Selon l’Organisation de coopération et de développement économiques, entre 30 et 50 % des incapacités et des maladies de longue durée de la population active sont imputables à un trouble mental (lié au travail ou pas). Le taux de rechute après un retour au travail varie entre 20 et 80 %.
La maladie mentale coûte plus de 50 milliards de dollars à l’économie canadienne par année. Après une pause, le retour au travail doit être soigneusement planifié pour éviter la rechute. Les travaux de Marc Corbière, professeur au Département d’éducation et pédagogie de l’Université du Québec à Montréal (UQAM), mettent notamment l’accent sur l’importance d’une concertation de chaque acteur du retour au travail : supérieurs, ressources humaines, spécialistes en assurances et personnel de la santé. Certaines entreprises misent même sur une personne pour coordonner le retour au travail : le ou la « CoRAT », qui agit en tant que chef d’orchestre entre toutes ces parties prenantes.

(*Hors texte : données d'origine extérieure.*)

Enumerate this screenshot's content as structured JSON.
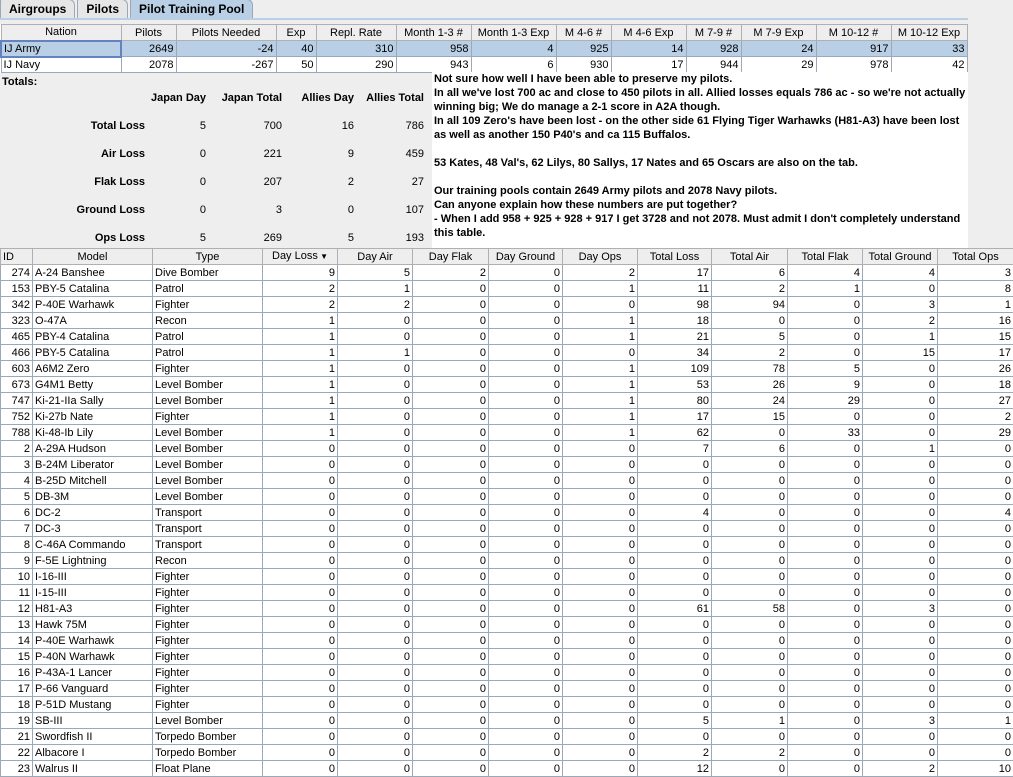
{
  "tabs": [
    "Airgroups",
    "Pilots",
    "Pilot Training Pool"
  ],
  "active_tab": "Pilot Training Pool",
  "pool": {
    "headers": [
      "Nation",
      "Pilots",
      "Pilots Needed",
      "Exp",
      "Repl. Rate",
      "Month 1-3 #",
      "Month 1-3 Exp",
      "M 4-6 #",
      "M 4-6 Exp",
      "M 7-9 #",
      "M 7-9 Exp",
      "M 10-12 #",
      "M 10-12 Exp"
    ],
    "rows": [
      [
        "IJ Army",
        "2649",
        "-24",
        "40",
        "310",
        "958",
        "4",
        "925",
        "14",
        "928",
        "24",
        "917",
        "33"
      ],
      [
        "IJ Navy",
        "2078",
        "-267",
        "50",
        "290",
        "943",
        "6",
        "930",
        "17",
        "944",
        "29",
        "978",
        "42"
      ]
    ]
  },
  "totals": {
    "title": "Totals:",
    "headers": [
      "Japan Day",
      "Japan Total",
      "Allies Day",
      "Allies Total"
    ],
    "rows": [
      [
        "Total Loss",
        "5",
        "700",
        "16",
        "786"
      ],
      [
        "Air Loss",
        "0",
        "221",
        "9",
        "459"
      ],
      [
        "Flak Loss",
        "0",
        "207",
        "2",
        "27"
      ],
      [
        "Ground Loss",
        "0",
        "3",
        "0",
        "107"
      ],
      [
        "Ops Loss",
        "5",
        "269",
        "5",
        "193"
      ]
    ]
  },
  "note": "Not sure how well I have been able to preserve my pilots.\nIn all we've lost 700 ac and close to 450 pilots in all. Allied losses equals 786 ac - so we're not actually winning big; We do manage a 2-1 score in A2A though.\nIn all 109 Zero's have been lost - on the other side 61 Flying Tiger Warhawks (H81-A3) have been lost as well as another 150 P40's and ca 115 Buffalos.\n\n53 Kates, 48 Val's, 62 Lilys, 80 Sallys, 17 Nates and 65 Oscars are also on the tab.\n\nOur training pools contain 2649 Army pilots and 2078 Navy pilots.\nCan anyone explain how these numbers are put together?\n- When I add 958 + 925 + 928 + 917 I get 3728 and not 2078. Must admit I don't completely understand this table.",
  "losses": {
    "headers": [
      "ID",
      "Model",
      "Type",
      "Day Loss",
      "Day Air",
      "Day Flak",
      "Day Ground",
      "Day Ops",
      "Total Loss",
      "Total Air",
      "Total Flak",
      "Total Ground",
      "Total Ops"
    ],
    "sort_column": "Day Loss",
    "rows": [
      [
        "274",
        "A-24 Banshee",
        "Dive Bomber",
        "9",
        "5",
        "2",
        "0",
        "2",
        "17",
        "6",
        "4",
        "4",
        "3"
      ],
      [
        "153",
        "PBY-5 Catalina",
        "Patrol",
        "2",
        "1",
        "0",
        "0",
        "1",
        "11",
        "2",
        "1",
        "0",
        "8"
      ],
      [
        "342",
        "P-40E Warhawk",
        "Fighter",
        "2",
        "2",
        "0",
        "0",
        "0",
        "98",
        "94",
        "0",
        "3",
        "1"
      ],
      [
        "323",
        "O-47A",
        "Recon",
        "1",
        "0",
        "0",
        "0",
        "1",
        "18",
        "0",
        "0",
        "2",
        "16"
      ],
      [
        "465",
        "PBY-4 Catalina",
        "Patrol",
        "1",
        "0",
        "0",
        "0",
        "1",
        "21",
        "5",
        "0",
        "1",
        "15"
      ],
      [
        "466",
        "PBY-5 Catalina",
        "Patrol",
        "1",
        "1",
        "0",
        "0",
        "0",
        "34",
        "2",
        "0",
        "15",
        "17"
      ],
      [
        "603",
        "A6M2 Zero",
        "Fighter",
        "1",
        "0",
        "0",
        "0",
        "1",
        "109",
        "78",
        "5",
        "0",
        "26"
      ],
      [
        "673",
        "G4M1 Betty",
        "Level Bomber",
        "1",
        "0",
        "0",
        "0",
        "1",
        "53",
        "26",
        "9",
        "0",
        "18"
      ],
      [
        "747",
        "Ki-21-IIa Sally",
        "Level Bomber",
        "1",
        "0",
        "0",
        "0",
        "1",
        "80",
        "24",
        "29",
        "0",
        "27"
      ],
      [
        "752",
        "Ki-27b Nate",
        "Fighter",
        "1",
        "0",
        "0",
        "0",
        "1",
        "17",
        "15",
        "0",
        "0",
        "2"
      ],
      [
        "788",
        "Ki-48-Ib Lily",
        "Level Bomber",
        "1",
        "0",
        "0",
        "0",
        "1",
        "62",
        "0",
        "33",
        "0",
        "29"
      ],
      [
        "2",
        "A-29A Hudson",
        "Level Bomber",
        "0",
        "0",
        "0",
        "0",
        "0",
        "7",
        "6",
        "0",
        "1",
        "0"
      ],
      [
        "3",
        "B-24M Liberator",
        "Level Bomber",
        "0",
        "0",
        "0",
        "0",
        "0",
        "0",
        "0",
        "0",
        "0",
        "0"
      ],
      [
        "4",
        "B-25D Mitchell",
        "Level Bomber",
        "0",
        "0",
        "0",
        "0",
        "0",
        "0",
        "0",
        "0",
        "0",
        "0"
      ],
      [
        "5",
        "DB-3M",
        "Level Bomber",
        "0",
        "0",
        "0",
        "0",
        "0",
        "0",
        "0",
        "0",
        "0",
        "0"
      ],
      [
        "6",
        "DC-2",
        "Transport",
        "0",
        "0",
        "0",
        "0",
        "0",
        "4",
        "0",
        "0",
        "0",
        "4"
      ],
      [
        "7",
        "DC-3",
        "Transport",
        "0",
        "0",
        "0",
        "0",
        "0",
        "0",
        "0",
        "0",
        "0",
        "0"
      ],
      [
        "8",
        "C-46A Commando",
        "Transport",
        "0",
        "0",
        "0",
        "0",
        "0",
        "0",
        "0",
        "0",
        "0",
        "0"
      ],
      [
        "9",
        "F-5E Lightning",
        "Recon",
        "0",
        "0",
        "0",
        "0",
        "0",
        "0",
        "0",
        "0",
        "0",
        "0"
      ],
      [
        "10",
        "I-16-III",
        "Fighter",
        "0",
        "0",
        "0",
        "0",
        "0",
        "0",
        "0",
        "0",
        "0",
        "0"
      ],
      [
        "11",
        "I-15-III",
        "Fighter",
        "0",
        "0",
        "0",
        "0",
        "0",
        "0",
        "0",
        "0",
        "0",
        "0"
      ],
      [
        "12",
        "H81-A3",
        "Fighter",
        "0",
        "0",
        "0",
        "0",
        "0",
        "61",
        "58",
        "0",
        "3",
        "0"
      ],
      [
        "13",
        "Hawk 75M",
        "Fighter",
        "0",
        "0",
        "0",
        "0",
        "0",
        "0",
        "0",
        "0",
        "0",
        "0"
      ],
      [
        "14",
        "P-40E Warhawk",
        "Fighter",
        "0",
        "0",
        "0",
        "0",
        "0",
        "0",
        "0",
        "0",
        "0",
        "0"
      ],
      [
        "15",
        "P-40N Warhawk",
        "Fighter",
        "0",
        "0",
        "0",
        "0",
        "0",
        "0",
        "0",
        "0",
        "0",
        "0"
      ],
      [
        "16",
        "P-43A-1 Lancer",
        "Fighter",
        "0",
        "0",
        "0",
        "0",
        "0",
        "0",
        "0",
        "0",
        "0",
        "0"
      ],
      [
        "17",
        "P-66 Vanguard",
        "Fighter",
        "0",
        "0",
        "0",
        "0",
        "0",
        "0",
        "0",
        "0",
        "0",
        "0"
      ],
      [
        "18",
        "P-51D Mustang",
        "Fighter",
        "0",
        "0",
        "0",
        "0",
        "0",
        "0",
        "0",
        "0",
        "0",
        "0"
      ],
      [
        "19",
        "SB-III",
        "Level Bomber",
        "0",
        "0",
        "0",
        "0",
        "0",
        "5",
        "1",
        "0",
        "3",
        "1"
      ],
      [
        "21",
        "Swordfish II",
        "Torpedo Bomber",
        "0",
        "0",
        "0",
        "0",
        "0",
        "0",
        "0",
        "0",
        "0",
        "0"
      ],
      [
        "22",
        "Albacore I",
        "Torpedo Bomber",
        "0",
        "0",
        "0",
        "0",
        "0",
        "2",
        "2",
        "0",
        "0",
        "0"
      ],
      [
        "23",
        "Walrus II",
        "Float Plane",
        "0",
        "0",
        "0",
        "0",
        "0",
        "12",
        "0",
        "0",
        "2",
        "10"
      ]
    ]
  }
}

Jean-Paul Dautel fait le même constat. Pour sa thèse de doctorat, le professeur en santé et sécurité du travail au Département de relations industrielles de l’Université du Québec en Outaouais (UQO) a mené des recherches sur le processus de retour au travail de personnes ayant un trouble de santé mentale dans trois secteurs d’activité : le service postal, la santé et les entreprises informatiques.
Sa conclusion : les organisations disposent de peu de solutions adaptées pour accompagner ces personnes, encore très stigmatisées. « Il n’y a pas de logique de reprise efficace d’activité. Il faut penser que le retour au travail doit faire partie de la thérapie », dit l’avocat de formation.
Selon lui, l’entreprise doit mener une réflexion en amont de la reprise du travail de ces personnes afin d’établir les causes de leur absence. Cela permettrait que les membres du personnel s’absentent moins longtemps. « À l’aide d’un questionnaire soumis aux gestionnaires, on peut comprendre ce qu’il s’est passé et collecter des informations sur la situation de l’employé, ainsi que sur son environnement de travail », pense le chercheur.
Jean-Paul Dautel poursuit aujourd’hui ses recherches avec Mélanie Dufour-Poirier, professeure à l’École de relations industrielles de l’Université de Montréal, sur la prévention des atteintes à la santé mentale causées par le travail. Le duo s’est intéressé notamment aux stratégies de prévention mises en place par les syndicats dans le secteur aérospatial.
« Les syndicats, mais aussi l’ensemble des acteurs du travail, dont l’employeur, ont tous de la difficulté à reconnaître le caractère collectif des dysfonctionnements », constate la chercheuse.
Il y a dans ces organisations très peu d’interventions de prévention primaire, en amont, qui viendraient « poser un regard sur le travail qui a rendu la personne malade » et qui aideraient à éliminer à la source l’apparition des problèmes de santé.
La prévention se doit donc d’être collective et « coconstruite », soulignent les deux scientifiques, qui visent à « décloisonner la réflexion ». Selon eux, il faut cesser d’individualiser les problèmes, car tout le monde a une part de responsabilité.